Chaim Smith echoes great lyrical mystic masters of the Western tradition who have waxed poetically on the virtues of silence and stillness.This silence filled with a kind of ardour is at the threshold of St John of the Cross’s Dark Night of the Soul, which is set out only “in darkness and concealment,/my house being now all stilled”. As silence dissolves constructs in its still waters, the mind can first glimpse the virginal purity of space, ever-pregnant with light, the pristine beauty of the world… this is enough to ignite the long solitary path of the mystic back to its beloved, the “flight of the alone to the alone” (Plotinus). “Love for the silence and the beauty of basic space is the mark of the aspiration that sets meaning free”, writes DCS in The Awakening Ground.
Silence is the quintessential expanse for the nourishing of mystic longing, while at the same time the longing for essentiality silences the turmoil of worldly concerns. Christian hermeticist, Valentin Tomberg writes in his Meditations on the Tarot:
To begin with there are moments, subsequently minutes, then “quarters of an hour” for which complete silence or “concentration without effort” lasts. With time, the silence or concentration without effort becomes a fundamental element always present in the life of the soul.

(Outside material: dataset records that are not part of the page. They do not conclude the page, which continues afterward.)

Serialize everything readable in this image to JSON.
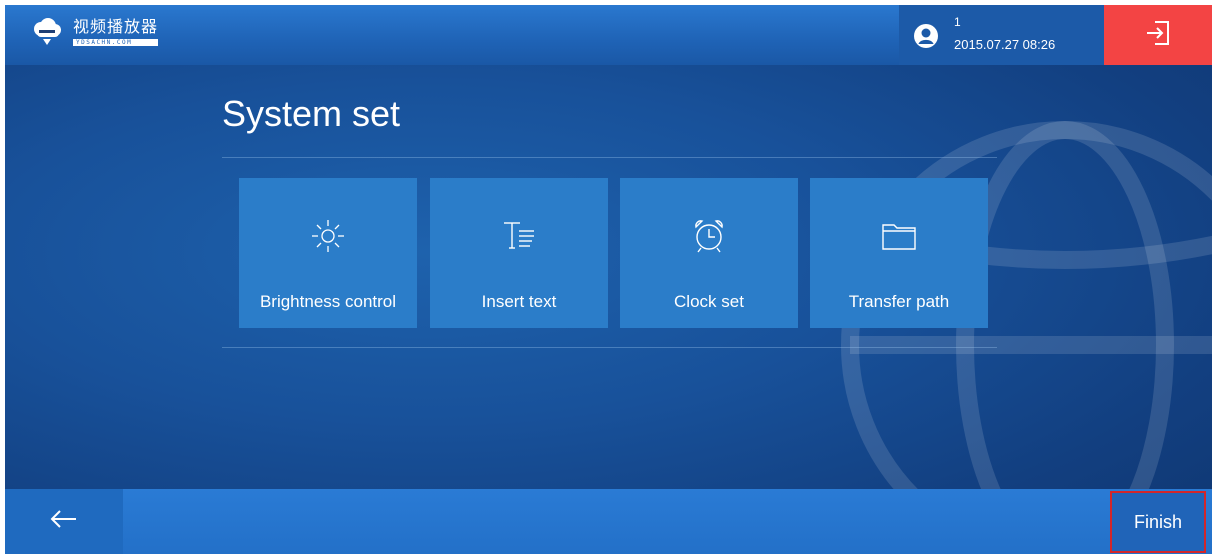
{
  "header": {
    "app_title": "视频播放器",
    "logo_subtext": "YDSACHN.COM",
    "logo_icon": "cloud-logo-icon",
    "user": {
      "number": "1",
      "datetime": "2015.07.27 08:26",
      "icon": "user-icon"
    },
    "exit_icon": "exit-icon",
    "exit_color": "#f34444"
  },
  "main": {
    "title": "System set",
    "tiles": [
      {
        "label": "Brightness control",
        "icon": "brightness-icon"
      },
      {
        "label": "Insert text",
        "icon": "insert-text-icon"
      },
      {
        "label": "Clock set",
        "icon": "alarm-clock-icon"
      },
      {
        "label": "Transfer path",
        "icon": "folder-icon"
      }
    ]
  },
  "footer": {
    "back_icon": "back-arrow-icon",
    "finish_label": "Finish"
  },
  "colors": {
    "background": "#18519a",
    "tile": "#2b7dc9",
    "topbar": "#1f63b6",
    "finish_border": "#d2262a"
  }
}
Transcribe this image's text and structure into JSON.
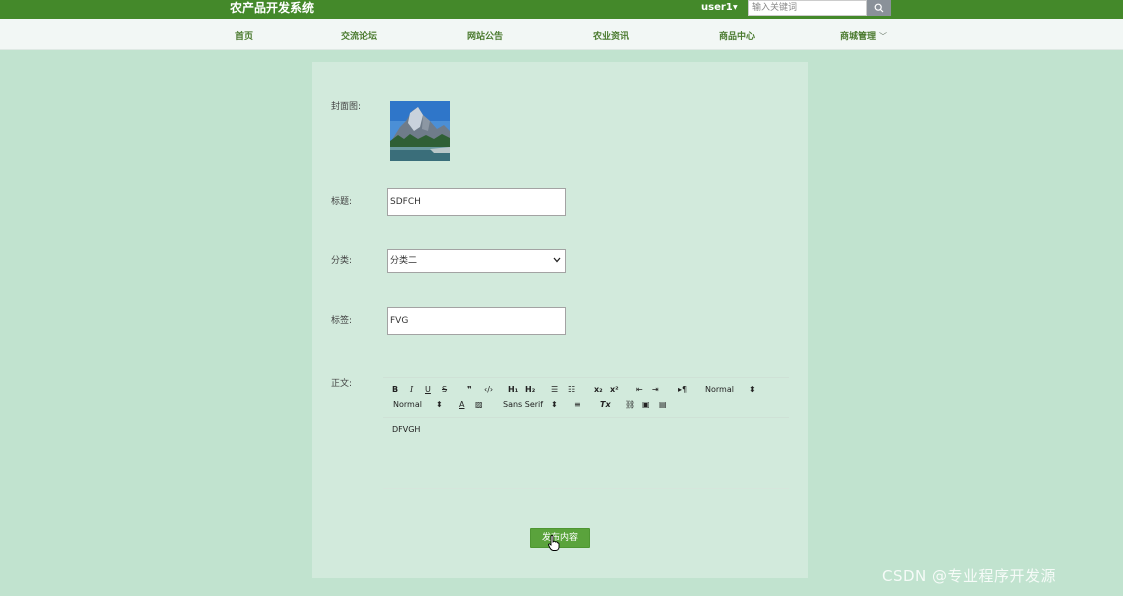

It is like the perpetual service at the church of Sacré-Coeur de Montmartre which takes place, whilst in Paris one works, one trades, one amuses oneself, one sleeps, one dies… It is in like manner that a “perpetual service” of silence is established in the soul, which continues all the same when one is active, when one works, when one converses. This zone of silence being once established, you can draw from it both for rest and for work.
This perpetual service of silence can be called upon in the midst of “whatever appears”. As DCS says: “Direct interface with mystery is always possible, as the silence of basic space calls trough its myriad appearances”. The root aspiration that lights-up in silence is “to abide beyond the wall placed between inner thoughts and feelings and outer perceptions”. In silence dawns the undifferentiated state, the fallacy of inner and outer, the inseparability of mind and sky.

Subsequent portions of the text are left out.